In many cases, there is further support of reliability by various versions of manuscripts. Considering that ancient literature was rarely translated into other languages, Christianity, on the other hand, was missionary based right from the beginning. That means that the earliest versions of the New Testament were made by missionaries to spread the Gospel among people who spoke Syriac, Latin and Coptic. Syriac and Latin versions of the N.T were made around 150 AD - which is very near the time of the originals. There are nearly 15000 existing manuscripts of various versions.

Someone once wondered what would happen if every single copy of the New Testament was lost or destroyed by the end of the 3rd century- would there be any way to collect it all together again just by using the writings of those in the church in the second and third century? A man by the name Sir David Dalrymple searched and researched through the church fathers writings - and was able to find the entire N.T except for 11 verses.
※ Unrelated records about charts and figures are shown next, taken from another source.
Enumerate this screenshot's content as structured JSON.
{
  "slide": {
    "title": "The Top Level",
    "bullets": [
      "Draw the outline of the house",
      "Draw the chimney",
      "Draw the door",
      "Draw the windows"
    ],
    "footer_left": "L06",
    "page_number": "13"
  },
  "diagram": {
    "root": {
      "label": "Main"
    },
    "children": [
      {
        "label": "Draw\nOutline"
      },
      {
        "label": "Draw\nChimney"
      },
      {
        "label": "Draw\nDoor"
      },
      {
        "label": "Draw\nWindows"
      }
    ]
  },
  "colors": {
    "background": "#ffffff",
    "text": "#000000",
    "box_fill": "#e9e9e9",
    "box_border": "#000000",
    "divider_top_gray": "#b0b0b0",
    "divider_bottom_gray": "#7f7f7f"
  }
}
In the case of the Old Testament, there isn't quite the abundance of evidence in manuscripts as for the N.T. Until the Dead Sea discoveries, the oldest complete Hebrew manuscript was dated around 900 AD. This made a time gap of 1300 years, because the Hebrew Old Testament was completed about 400 BC. After the Dead Sea discoveries though, a number of Old Testament manuscripts have been found by historians and scholars date before the time of Christ.
Take also the methods in which the earliest Hebrew Scribes copied out the Old Testament Scriptures - no one in any other groups have been as meticulous about copying as the early scribes. The regulations alone in which they had to follow made a case for why there are fewer manuscripts for the O.T than the N.T. After having to follow more than 15 rules for copy work, and painstaking copying, any rolls which were found where the regulations were not followed to the letter were made to be buried in the ground or burned. Compared to other ancient writings of the period- such as the Egyptian Book of the Dead, it is amazing how the Hebrew texts have none of the discrepancies and manuscript change as these other ancient writings. Two copies of Isaiah were discovered in one of the caves in 1947 were older than the previously known manuscript - dated 980 AD - yet they proved to be word for word, identical to modern standard Bible texts in more than 95% of the text. The 5 % variations were mainly variations of spelling. They don't affect the message of the scriptures in any way.